Novel by G. A. Henty

The Cat of Bubastes, A Tale of Ancient Egypt is an 1889 historical novel written for boys by British author G.A. Henty. It is the story of a young prince who becomes a slave when the Egyptians conquer his people, then is made a fugitive when his master accidentally kills a sacred cat. The book was illustrated by John Reinhard Weguelin, a notable Victorian painter.

==Setting==
The novel takes place in the Middle East, particularly in Egypt, during the reign of Thotmes III.

==Plot==
After his father, the king of the Rebu, is killed in battle with the Egyptian army and the Rebu nation is conquered by the Egyptians, the young prince Amuba is carried away as a captive to Egypt, along with his faithful charioteer, Jethro. In Thebes, Amuba becomes the servant and companion to Chebron, the son of Ameres, high priest of Osiris. The lads become involved in a mystery as they begin to uncover evidence of a murderous conspiracy within the ranks of the priesthood.

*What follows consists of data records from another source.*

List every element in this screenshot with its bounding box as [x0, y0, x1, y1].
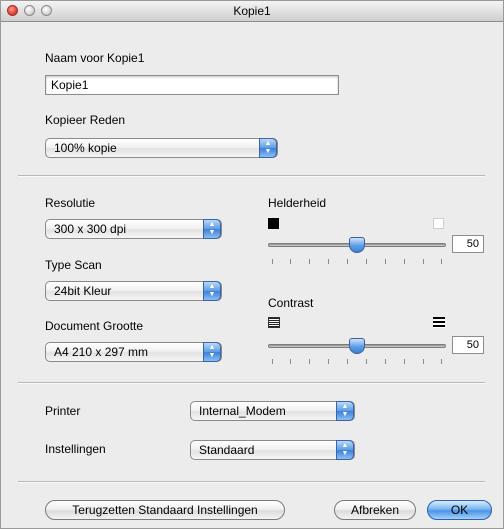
- settings-popup[interactable]: Standaard ▲ ▼: [190, 440, 355, 460]
- scan-type-popup[interactable]: 24bit Kleur ▲ ▼: [45, 281, 222, 301]
- separator-middle: [18, 382, 485, 384]
- document-size-value: A4 210 x 297 mm: [54, 345, 149, 359]
- popup-arrows-icon: ▲ ▼: [336, 401, 354, 421]
- brightness-slider-knob[interactable]: [349, 237, 365, 253]
- resolution-popup[interactable]: 300 x 300 dpi ▲ ▼: [45, 219, 222, 239]
- popup-arrows-icon: ▲ ▼: [203, 219, 221, 239]
- resolution-label: Resolutie: [45, 196, 96, 210]
- high-contrast-icon: [433, 317, 445, 328]
- settings-value: Standaard: [199, 443, 255, 457]
- copy-reason-popup[interactable]: 100% kopie ▲ ▼: [45, 138, 278, 158]
- dialog-window: Kopie1 Naam voor Kopie1 Kopie1 Kopieer R…: [0, 0, 504, 529]
- cancel-button[interactable]: Afbreken: [334, 500, 416, 520]
- reset-defaults-button[interactable]: Terugzetten Standaard Instellingen: [45, 500, 285, 520]
- scan-type-label: Type Scan: [45, 258, 102, 272]
- popup-arrows-icon: ▲ ▼: [336, 440, 354, 460]
- light-swatch-icon: [433, 218, 444, 229]
- separator-bottom: [18, 481, 485, 483]
- copy-reason-value: 100% kopie: [54, 141, 117, 155]
- dark-swatch-icon: [268, 218, 279, 229]
- brightness-label: Helderheid: [268, 196, 327, 210]
- settings-label: Instellingen: [45, 442, 106, 456]
- document-size-popup[interactable]: A4 210 x 297 mm ▲ ▼: [45, 342, 222, 362]
- printer-value: Internal_Modem: [199, 404, 286, 418]
- contrast-slider-knob[interactable]: [349, 338, 365, 354]
- window-title: Kopie1: [233, 4, 271, 18]
- copy-reason-label: Kopieer Reden: [45, 113, 126, 127]
- contrast-value-field[interactable]: 50: [452, 336, 484, 354]
- brightness-value-field[interactable]: 50: [452, 235, 484, 253]
- resolution-value: 300 x 300 dpi: [54, 222, 127, 236]
- document-size-label: Document Grootte: [45, 319, 144, 333]
- scan-type-value: 24bit Kleur: [54, 284, 112, 298]
- brightness-ticks: [272, 259, 442, 265]
- low-contrast-icon: [268, 317, 280, 328]
- name-label: Naam voor Kopie1: [45, 51, 145, 65]
- separator-top: [18, 175, 485, 177]
- popup-arrows-icon: ▲ ▼: [203, 281, 221, 301]
- contrast-ticks: [272, 359, 442, 365]
- popup-arrows-icon: ▲ ▼: [259, 138, 277, 158]
- printer-popup[interactable]: Internal_Modem ▲ ▼: [190, 401, 355, 421]
- printer-label: Printer: [45, 404, 81, 418]
- title-bar: Kopie1: [1, 1, 503, 22]
- name-field[interactable]: Kopie1: [45, 75, 339, 95]
- popup-arrows-icon: ▲ ▼: [203, 342, 221, 362]
- ok-button[interactable]: OK: [427, 500, 492, 520]
- contrast-label: Contrast: [268, 296, 314, 310]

However, before they are able to prevent it, they are forced to flee for their lives when they accidentally cause the death of the successor to the Cat of Bubastes, one of the most sacred animals in Egypt. With Jethro as their guide and protector, the boys make plans to escape from Egyptian territory and return to Amuba's homeland.

==Reception==
The London Standard said that the story "affords Mr. Henty the opportunity of giving a few graphic and picturesque sketches of the inner life of the ancient Egyptians, their religion, their domestic and social customs, and their family life in town and country... The love interest in this charming story is, of course, subordinate to the more manly and exciting incidents, but it is not overlooked... The whole story is a vivid and attractive picture of Egyptian life, and the effect is heightened by a number of well-executed full-page illustrations."

Comparing the book to Henty's The Lion of St. Mark, the Bristol Mercury said, "Mr. Henty's characteristic style is seen to even better advantage. His picture of the life of the Egyptian people is the feature of the book, and forms a picturesque setting to a most fascinating tale."